What happens to others who try to compete for investment and growth? The manufacturing industry, public healthcare, universal education, affordable housing, these all languish because they cannot make the fast and easy money the financial institutions can secure. Those with the most money write the rules: they scoop off the profit, they pass on the risks, and if things do not go their way, they just get everyone else to hand them more money (public bailout, private savings, contrived deals involving futures and derivatives).

For all the talk about the merits of a free market, with a level playing field where everyone can compete fairly on the basis of their relevant contributions – skills, innovation, organisation, commitment, responsiveness – what we get is a rigged market.

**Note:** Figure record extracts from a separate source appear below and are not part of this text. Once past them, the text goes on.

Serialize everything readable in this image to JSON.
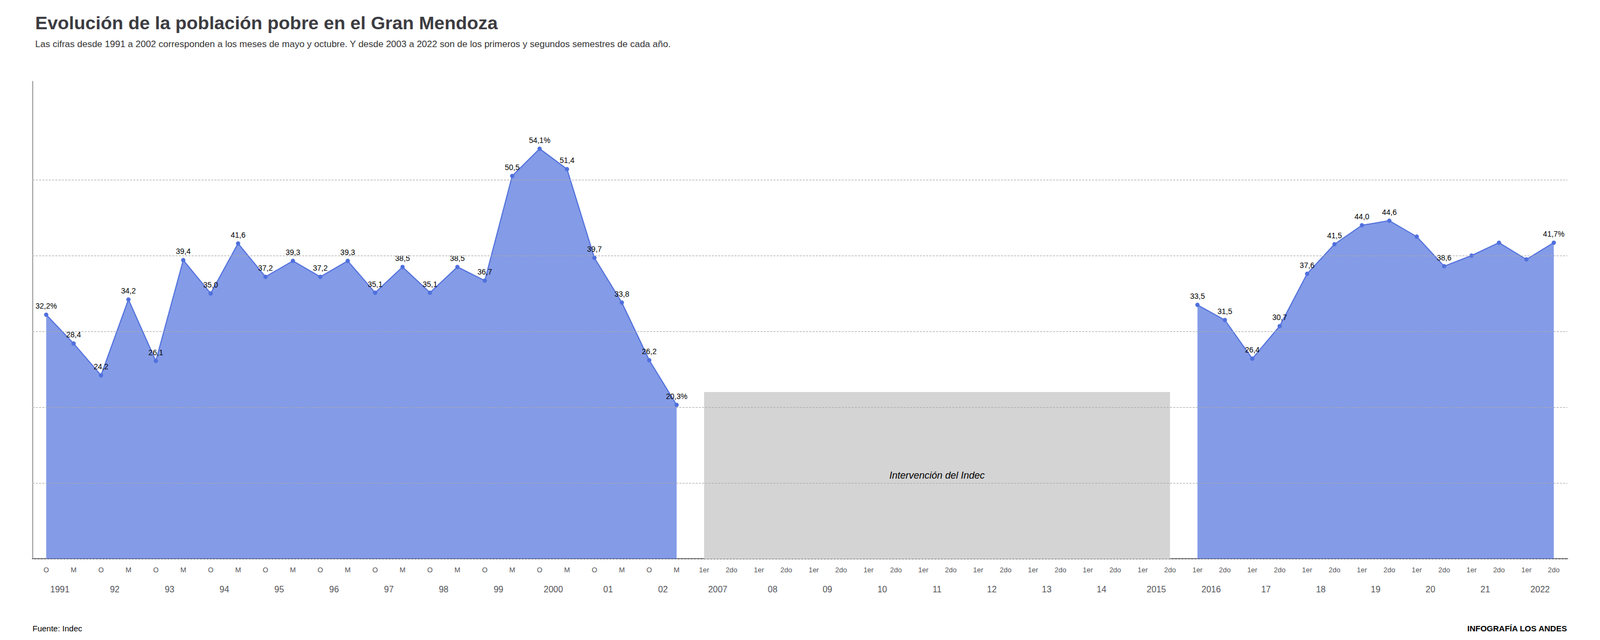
{
  "chart_data": {
    "type": "line",
    "title": "Evolución de la población pobre en el Gran Mendoza",
    "subtitle": "Las cifras desde 1991 a 2002 corresponden a los meses de mayo y octubre. Y desde 2003 a 2022 son de los primeros y segundos semestres de cada año.",
    "source": "Fuente: Indec",
    "brand": "INFOGRAFÍA LOS ANDES",
    "categories": [
      "O",
      "M",
      "O",
      "M",
      "O",
      "M",
      "O",
      "M",
      "O",
      "M",
      "O",
      "M",
      "O",
      "M",
      "O",
      "M",
      "O",
      "M",
      "O",
      "M",
      "O",
      "M",
      "O",
      "M",
      "1er",
      "2do",
      "1er",
      "2do",
      "1er",
      "2do",
      "1er",
      "2do",
      "1er",
      "2do",
      "1er",
      "2do",
      "1er",
      "2do",
      "1er",
      "2do",
      "1er",
      "2do",
      "1er",
      "2do",
      "1er",
      "2do",
      "1er",
      "2do",
      "1er",
      "2do",
      "1er",
      "2do",
      "1er",
      "2do",
      "1er",
      "2do"
    ],
    "year_categories": [
      "1991",
      "92",
      "93",
      "94",
      "95",
      "96",
      "97",
      "98",
      "99",
      "2000",
      "01",
      "02",
      "2007",
      "08",
      "09",
      "10",
      "11",
      "12",
      "13",
      "14",
      "2015",
      "2016",
      "17",
      "18",
      "19",
      "20",
      "21",
      "2022"
    ],
    "values": [
      32.2,
      28.4,
      24.2,
      34.2,
      26.1,
      39.4,
      35.0,
      41.6,
      37.2,
      39.3,
      37.2,
      39.3,
      35.1,
      38.5,
      35.1,
      38.5,
      36.7,
      50.5,
      54.1,
      51.4,
      39.7,
      33.8,
      26.2,
      20.3,
      null,
      null,
      null,
      null,
      null,
      null,
      null,
      null,
      null,
      null,
      null,
      null,
      null,
      null,
      null,
      null,
      null,
      null,
      33.5,
      31.5,
      26.4,
      30.7,
      37.6,
      41.5,
      44.0,
      44.6,
      42.5,
      38.6,
      40.0,
      41.7,
      39.5,
      41.7
    ],
    "value_labels": [
      "32,2%",
      "28,4",
      "24,2",
      "34,2",
      "26,1",
      "39,4",
      "35,0",
      "41,6",
      "37,2",
      "39,3",
      "37,2",
      "39,3",
      "35,1",
      "38,5",
      "35,1",
      "38,5",
      "36,7",
      "50,5",
      "54,1%",
      "51,4",
      "39,7",
      "33,8",
      "26,2",
      "20,3%",
      null,
      null,
      null,
      null,
      null,
      null,
      null,
      null,
      null,
      null,
      null,
      null,
      null,
      null,
      null,
      null,
      null,
      null,
      "33,5",
      "31,5",
      "26,4",
      "30,7",
      "37,6",
      "41,5",
      "44,0",
      "44,6",
      null,
      "38,6",
      null,
      null,
      null,
      "41,7%"
    ],
    "data_labels": true,
    "annotations": [
      {
        "text": "Intervención del Indec",
        "ylim": [
          0,
          22
        ]
      }
    ],
    "ylim": [
      0,
      63
    ],
    "yticks": [
      0,
      10,
      20,
      30,
      40,
      50
    ],
    "grid": true,
    "tick_labels": "x"
  }
}
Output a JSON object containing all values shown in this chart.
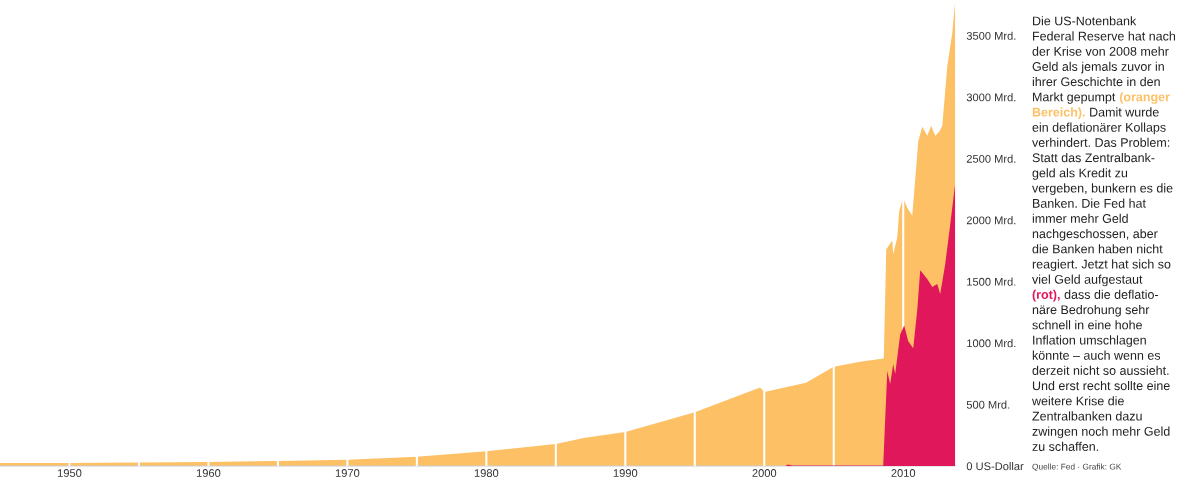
{
  "chart_data": {
    "type": "area",
    "series": [
      {
        "color": "#fdc065",
        "x": [
          1945,
          1950,
          1955,
          1960,
          1965,
          1970,
          1975,
          1980,
          1985,
          1987,
          1990,
          1995,
          1999.7,
          2000,
          2003,
          2005,
          2007,
          2008.6,
          2008.78,
          2009.21,
          2009.28,
          2009.57,
          2009.71,
          2010.0,
          2010.29,
          2010.65,
          2011.08,
          2011.37,
          2011.73,
          2012.01,
          2012.3,
          2012.59,
          2012.81,
          2013.17,
          2013.53,
          2013.74
        ],
        "values": [
          25,
          25,
          28,
          33,
          42,
          52,
          76,
          120,
          180,
          228,
          276,
          437,
          638,
          603,
          678,
          807,
          850,
          874,
          1762,
          1835,
          1722,
          1859,
          2076,
          2180,
          2100,
          2036,
          2639,
          2760,
          2687,
          2768,
          2687,
          2719,
          2768,
          3250,
          3524,
          3780
        ]
      },
      {
        "color": "#e0175a",
        "x": [
          2001.5,
          2001.7,
          2002,
          2008.56,
          2008.85,
          2009.06,
          2009.28,
          2009.42,
          2009.78,
          2010.07,
          2010.36,
          2010.72,
          2011.01,
          2011.22,
          2011.44,
          2011.73,
          2012.09,
          2012.45,
          2012.66,
          2013.02,
          2013.38,
          2013.74
        ],
        "values": [
          0,
          12,
          5,
          5,
          772,
          668,
          829,
          748,
          1070,
          1143,
          1014,
          957,
          1271,
          1593,
          1561,
          1521,
          1456,
          1480,
          1400,
          1641,
          1963,
          2300
        ]
      }
    ],
    "xlim": [
      1945,
      2013.74
    ],
    "xticks": [
      {
        "value": 1950,
        "label": "1950"
      },
      {
        "value": 1955,
        "label": null
      },
      {
        "value": 1960,
        "label": "1960"
      },
      {
        "value": 1965,
        "label": null
      },
      {
        "value": 1970,
        "label": "1970"
      },
      {
        "value": 1975,
        "label": null
      },
      {
        "value": 1980,
        "label": "1980"
      },
      {
        "value": 1985,
        "label": null
      },
      {
        "value": 1990,
        "label": "1990"
      },
      {
        "value": 1995,
        "label": null
      },
      {
        "value": 2000,
        "label": "2000"
      },
      {
        "value": 2005,
        "label": null
      },
      {
        "value": 2010,
        "label": "2010"
      }
    ],
    "ylim": [
      0,
      3790
    ],
    "yticks": [
      {
        "value": 0,
        "label": "0 US-Dollar"
      },
      {
        "value": 500,
        "label": "500 Mrd."
      },
      {
        "value": 1000,
        "label": "1000 Mrd."
      },
      {
        "value": 1500,
        "label": "1500 Mrd."
      },
      {
        "value": 2000,
        "label": "2000 Mrd."
      },
      {
        "value": 2500,
        "label": "2500 Mrd."
      },
      {
        "value": 3000,
        "label": "3000 Mrd."
      },
      {
        "value": 3500,
        "label": "3500 Mrd."
      }
    ],
    "grid": "x",
    "annotations": [
      "Die US-Notenbank\nFederal Reserve hat nach\nder Krise von 2008 mehr\nGeld als jemals zuvor in\nihrer Geschichte in den\nMarkt gepumpt ",
      "(oranger\nBereich).",
      " Damit wurde\nein deflationärer Kollaps\nverhindert. Das Problem:\nStatt das Zentralbank-\ngeld als Kredit zu\nvergeben, bunkern es die\nBanken. Die Fed hat\nimmer mehr Geld\nnachgeschossen, aber\ndie Banken haben nicht\nreagiert. Jetzt hat sich so\nviel Geld aufgestaut\n",
      "(rot),",
      " dass die deflatio-\nnäre Bedrohung sehr\nschnell in eine hohe\nInflation umschlagen\nkönnte – auch wenn es\nderzeit nicht so aussieht.\nUnd erst recht sollte eine\nweitere Krise die\nZentralbanken dazu\nzwingen noch mehr Geld\nzu schaffen.",
      "Quelle: Fed · Grafik: GK"
    ]
  }
}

The lopsided playing field favours the mega-rich who will take all titles, leaving the poor to survive if they can crawl through the eye of a needle.

But just as the football world is beginning to look at introducing rules to cut down the unfair advantages that money can buy, fiscal policies can help to bring about a fairer society overall. Encouragingly there are rich people in France, Germany, and Italy who have asked their government to tax the wealthy more so they can with their greater resources play a bigger part in meeting the challenges their countries face. Alas, in the UK, the Tories and the super rich are huddled together to talk about cutting the tax rate for those with the most, and relegating the poor to a lower level of existence.

It’s time to show this Blue Government the Red Card.